We are also looking into what this means for the various health pass rules in states, such as the 3G rules for transport. 

The Deutsches Ärzteblatt, a German-language medical magazine, said: “Special rules according to which one dose was recognised as a complete vaccination with the Johnson & Johnson vaccine are no longer applicable.”

The Local has contacted the German Health Ministry for clarification on what this means for those affected. 

According to the latest government figures, 5.3 million doses of Johnson & Johnson have been given out in Germany so far in the vaccination campaign. 

The news will come as a shock to those who don’t know that they need another jab, or haven’t got round to getting their second vaccine yet. 

All other jabs – such as BioNTech/Pfizer, Moderna and AstraZeneca – already require two jabs. 

People in Germany are seen as fully vaccinated two weeks after their second dose. 

What about boosters?

As The Local Germany has been reporting, the German government said in December that people who’ve had J&J need a third shot three months after their second dose to be considered boosted.

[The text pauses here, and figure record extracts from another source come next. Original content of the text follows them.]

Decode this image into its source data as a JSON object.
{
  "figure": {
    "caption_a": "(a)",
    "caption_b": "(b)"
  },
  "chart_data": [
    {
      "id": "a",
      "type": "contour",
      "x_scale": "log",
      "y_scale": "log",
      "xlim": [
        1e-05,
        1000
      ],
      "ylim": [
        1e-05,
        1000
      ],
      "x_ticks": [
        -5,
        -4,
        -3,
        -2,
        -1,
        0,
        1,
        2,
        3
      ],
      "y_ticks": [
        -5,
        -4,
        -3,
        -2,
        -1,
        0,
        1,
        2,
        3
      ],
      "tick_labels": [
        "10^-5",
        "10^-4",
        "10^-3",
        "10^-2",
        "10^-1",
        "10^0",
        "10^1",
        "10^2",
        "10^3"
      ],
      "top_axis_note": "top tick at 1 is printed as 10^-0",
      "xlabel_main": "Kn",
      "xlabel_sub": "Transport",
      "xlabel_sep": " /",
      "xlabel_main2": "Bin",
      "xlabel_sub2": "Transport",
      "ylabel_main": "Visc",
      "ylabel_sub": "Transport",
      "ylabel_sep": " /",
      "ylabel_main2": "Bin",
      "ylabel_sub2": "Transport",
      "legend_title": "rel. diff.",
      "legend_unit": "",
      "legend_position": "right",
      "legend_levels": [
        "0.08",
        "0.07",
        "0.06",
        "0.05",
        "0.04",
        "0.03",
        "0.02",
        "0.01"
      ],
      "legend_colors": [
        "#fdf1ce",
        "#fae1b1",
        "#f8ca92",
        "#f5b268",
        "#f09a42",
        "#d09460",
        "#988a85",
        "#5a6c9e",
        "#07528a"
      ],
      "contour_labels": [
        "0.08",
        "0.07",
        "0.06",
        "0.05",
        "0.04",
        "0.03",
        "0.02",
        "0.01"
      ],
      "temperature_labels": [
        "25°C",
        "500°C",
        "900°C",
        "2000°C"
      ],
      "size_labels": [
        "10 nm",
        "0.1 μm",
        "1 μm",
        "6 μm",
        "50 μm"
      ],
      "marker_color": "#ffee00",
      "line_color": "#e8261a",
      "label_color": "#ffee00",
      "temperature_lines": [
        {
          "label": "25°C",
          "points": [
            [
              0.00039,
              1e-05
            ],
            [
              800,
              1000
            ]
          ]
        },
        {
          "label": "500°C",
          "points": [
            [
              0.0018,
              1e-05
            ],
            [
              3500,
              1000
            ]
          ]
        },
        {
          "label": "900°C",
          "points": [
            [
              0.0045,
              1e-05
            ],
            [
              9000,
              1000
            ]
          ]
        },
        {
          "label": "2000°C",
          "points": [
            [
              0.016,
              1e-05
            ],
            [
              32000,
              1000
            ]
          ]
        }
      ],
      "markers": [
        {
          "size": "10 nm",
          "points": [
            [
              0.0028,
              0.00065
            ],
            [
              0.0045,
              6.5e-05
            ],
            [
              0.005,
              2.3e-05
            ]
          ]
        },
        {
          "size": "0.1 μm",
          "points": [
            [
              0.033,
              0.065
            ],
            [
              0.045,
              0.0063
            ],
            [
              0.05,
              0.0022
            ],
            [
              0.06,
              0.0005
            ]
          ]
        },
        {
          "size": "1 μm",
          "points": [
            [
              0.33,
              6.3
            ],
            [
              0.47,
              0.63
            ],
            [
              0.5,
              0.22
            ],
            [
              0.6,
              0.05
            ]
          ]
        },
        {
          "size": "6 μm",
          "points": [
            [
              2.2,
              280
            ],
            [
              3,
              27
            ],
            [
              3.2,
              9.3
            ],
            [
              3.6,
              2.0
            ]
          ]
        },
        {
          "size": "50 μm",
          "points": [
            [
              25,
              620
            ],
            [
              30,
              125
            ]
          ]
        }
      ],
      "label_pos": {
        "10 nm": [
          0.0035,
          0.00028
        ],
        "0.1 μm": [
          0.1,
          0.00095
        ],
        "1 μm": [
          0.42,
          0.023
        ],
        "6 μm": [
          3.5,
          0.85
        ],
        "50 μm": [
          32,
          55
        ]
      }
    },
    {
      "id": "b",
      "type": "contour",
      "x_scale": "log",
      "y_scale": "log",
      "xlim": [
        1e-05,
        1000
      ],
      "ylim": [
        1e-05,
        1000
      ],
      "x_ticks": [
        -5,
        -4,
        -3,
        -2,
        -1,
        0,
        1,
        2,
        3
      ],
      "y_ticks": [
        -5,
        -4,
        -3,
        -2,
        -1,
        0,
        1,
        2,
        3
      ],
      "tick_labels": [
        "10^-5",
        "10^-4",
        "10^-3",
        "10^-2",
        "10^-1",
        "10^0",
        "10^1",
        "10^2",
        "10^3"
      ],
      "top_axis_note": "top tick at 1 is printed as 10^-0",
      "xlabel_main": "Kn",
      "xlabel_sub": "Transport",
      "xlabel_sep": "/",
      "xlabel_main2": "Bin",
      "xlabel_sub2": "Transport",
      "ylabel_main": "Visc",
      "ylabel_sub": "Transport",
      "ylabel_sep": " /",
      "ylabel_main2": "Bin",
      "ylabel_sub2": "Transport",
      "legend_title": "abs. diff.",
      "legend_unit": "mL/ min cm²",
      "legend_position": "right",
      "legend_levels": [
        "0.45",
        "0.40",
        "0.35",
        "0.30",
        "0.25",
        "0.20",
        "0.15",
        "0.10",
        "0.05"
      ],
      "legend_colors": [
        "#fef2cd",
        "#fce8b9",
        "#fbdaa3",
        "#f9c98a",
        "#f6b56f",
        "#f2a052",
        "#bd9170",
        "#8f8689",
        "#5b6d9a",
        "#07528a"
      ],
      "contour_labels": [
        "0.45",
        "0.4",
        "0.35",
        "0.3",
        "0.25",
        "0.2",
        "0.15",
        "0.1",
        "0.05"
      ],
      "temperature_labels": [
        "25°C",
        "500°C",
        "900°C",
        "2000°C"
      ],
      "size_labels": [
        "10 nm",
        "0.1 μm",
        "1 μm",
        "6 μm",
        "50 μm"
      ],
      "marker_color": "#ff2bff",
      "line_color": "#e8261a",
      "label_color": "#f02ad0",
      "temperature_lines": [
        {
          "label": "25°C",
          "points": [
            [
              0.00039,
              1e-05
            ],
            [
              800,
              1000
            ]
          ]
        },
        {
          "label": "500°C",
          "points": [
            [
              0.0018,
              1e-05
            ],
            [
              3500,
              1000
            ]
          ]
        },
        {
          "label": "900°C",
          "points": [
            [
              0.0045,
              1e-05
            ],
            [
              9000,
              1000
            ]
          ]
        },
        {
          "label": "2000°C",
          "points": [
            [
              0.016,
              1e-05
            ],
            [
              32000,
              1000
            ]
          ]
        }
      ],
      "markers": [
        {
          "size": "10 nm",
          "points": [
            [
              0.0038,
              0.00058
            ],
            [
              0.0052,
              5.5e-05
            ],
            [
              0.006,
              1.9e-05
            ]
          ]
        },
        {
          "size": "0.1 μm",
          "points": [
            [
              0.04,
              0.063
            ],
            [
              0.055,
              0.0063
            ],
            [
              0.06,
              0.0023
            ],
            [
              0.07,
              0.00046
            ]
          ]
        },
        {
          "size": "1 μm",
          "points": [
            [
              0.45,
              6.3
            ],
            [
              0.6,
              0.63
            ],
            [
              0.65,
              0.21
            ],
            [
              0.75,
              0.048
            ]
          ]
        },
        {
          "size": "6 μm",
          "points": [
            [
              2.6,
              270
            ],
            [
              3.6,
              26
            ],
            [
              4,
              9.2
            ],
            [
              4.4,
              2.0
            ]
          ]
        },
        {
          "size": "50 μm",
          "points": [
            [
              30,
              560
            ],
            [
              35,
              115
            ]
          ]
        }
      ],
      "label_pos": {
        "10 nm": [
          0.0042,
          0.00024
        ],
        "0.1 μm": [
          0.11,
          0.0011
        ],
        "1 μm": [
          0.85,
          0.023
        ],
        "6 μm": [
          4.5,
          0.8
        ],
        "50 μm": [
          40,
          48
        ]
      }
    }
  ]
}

A German Health Ministry spokesman told us last week that due to more vaccination breakthrough infections affecting people who’ve had the J&J vaccine, extra protection was needed.

“Therefore, after completion of the basic immunisation as recommended by STIKO, i.e. after administration of two vaccine doses (preferably 1x J&J + 1x mRNA), following the current recommendation of the STIKO, a further booster vaccination can subsequently be administered with a minimum interval of a further three months, as with the other approved Covid-19 vaccines,” the Health Ministry spokesman said. 

However, there has been much confusion on this front because some states have been accepting J&J and another shot as being boosted, while others haven’t.

READ ALSO:

It is unclear if the new regulation will mean that states will all have to only accept J&J and two shots as being boosted. 

North Rhine-Westphalia, for instance, updated its regulations on January 16th and now requires that people who’ve had J&J and one shot have another jab to be boosted. 

Having a booster shot in Germany means that you do not have to take a Covid-19 test if you’re entering a venue, such as a restaurant or cafe, under the 2G-plus rules.

The Paul Ehrlich Institute said that proof of complete vaccination protection against Covid takes into account “the current state of medical science”.